Очевидно, оттого, что у Гейра была старшая сестра Гру, девчоночий мир не казался ему таким заманчивым, как мне. И все-таки он тоже загорелся идеей написать любовное письмо. Мы договорились, что письмо напишу я, а он к нему что-нибудь нарисует. На рисунке был изображен мальчик, наступивший ногой на сердце, а два других смотрели на это со стороны. Под рисунком я красной ручкой написал: Эйвинн разбил наши сердца. Все письмо состояло из пяти строчек.
Дорогая Анна Лисбет!
Сердца наши разбиты
Вернись опять к нам
Послушай
Мы так тебя любим
Вручить ей это письмо мы не могли: вдруг она его кому-то покажет, тем более в школе, тогда мы станем всеобщим посмешищем. Поэтому мы решили только показать ей наше письмо. Свернув в трубку письмо и рисунок, мы понесли их к ней, как две грамоты.
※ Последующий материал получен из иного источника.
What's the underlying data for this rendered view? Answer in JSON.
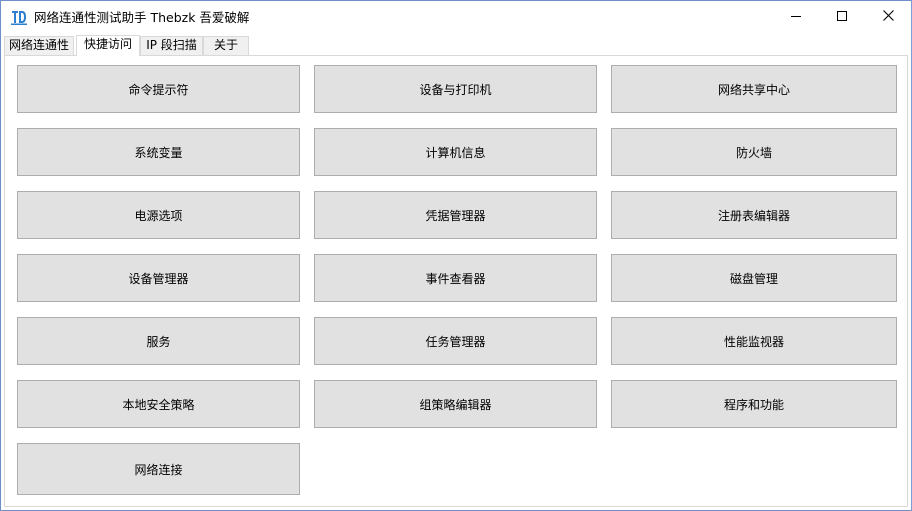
{
  "window": {
    "title": "网络连通性测试助手  Thebzk 吾爱破解"
  },
  "tabs": [
    {
      "label": "网络连通性"
    },
    {
      "label": "快捷访问"
    },
    {
      "label": "IP 段扫描"
    },
    {
      "label": "关于"
    }
  ],
  "quick_access": {
    "buttons": [
      {
        "label": "命令提示符"
      },
      {
        "label": "设备与打印机"
      },
      {
        "label": "网络共享中心"
      },
      {
        "label": "系统变量"
      },
      {
        "label": "计算机信息"
      },
      {
        "label": "防火墙"
      },
      {
        "label": "电源选项"
      },
      {
        "label": "凭据管理器"
      },
      {
        "label": "注册表编辑器"
      },
      {
        "label": "设备管理器"
      },
      {
        "label": "事件查看器"
      },
      {
        "label": "磁盘管理"
      },
      {
        "label": "服务"
      },
      {
        "label": "任务管理器"
      },
      {
        "label": "性能监视器"
      },
      {
        "label": "本地安全策略"
      },
      {
        "label": "组策略编辑器"
      },
      {
        "label": "程序和功能"
      },
      {
        "label": "网络连接"
      }
    ]
  },
  "icons": {
    "app": "app-logo-icon",
    "minimize": "minimize-icon",
    "maximize": "maximize-icon",
    "close": "close-icon"
  },
  "colors": {
    "accent": "#2e7fd0",
    "button_face": "#e1e1e1",
    "button_border": "#adadad"
  }
}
Поднявшись наверх со скального выступа у дома фру Йеллен, мы вышли на лужайку под окном Анны Лисбет. Мы кинули в окно горсть гравия, и она выглянула. Сначала мы выставили перед ней рисунки, она взглянула с улыбкой, и мы их порвали, а клочки растоптали, и с этим ушли прочь. Теперь она, по крайней мере, знает, что мы чувствуем. Дальше дело за ней.
Гейр остановился на перекрестке.
— Схожу загляну к Вемунну, — сказал он. — Не хочешь со мной?
Я помотал головой. По пути назад я подумал, что надо бы и мне заглянуть к кому-то из новых друзей. Может, к Дагу Магне? Но это показалось бы странным, и я просто пошел домой. Лег на кровать, немного почитал, тут пришел Ингве и спросил, не хочу ли я пойти с ним поиграть на дороге в футбол. Я, конечно, захотел. Больше всего я любил заниматься чем-нибудь вдвоем с Ингве. Чаще всего это бывало дома, мы играли в настольные игры или слушали вместе музыку, а за пределами дома расходились в разные стороны, он — к своим друзьям, я — к своим, за исключением каникул; на каникулах мы вместе купались, играли в футбол, пинг-понг или в бадминтон, да еще в таких случаях, как сегодня: если он заскучает и, кроме меня, ему больше не с кем поиграть.
Больше часа мы на пару гоняли мяч: он — мне, я — ему. Потом Ингве бил в мою сторону, а я тренировался отбивать мячи. Потом мы снова пасовали друг дружке.
Каким-то чудом у меня вдруг сошли все бородавки. Сначала уменьшились, а потом, недели через три, исчезли совсем. Кожа на руках сделалась такой гладкой, что было даже трудно представить себе, что раньше она выглядела иначе.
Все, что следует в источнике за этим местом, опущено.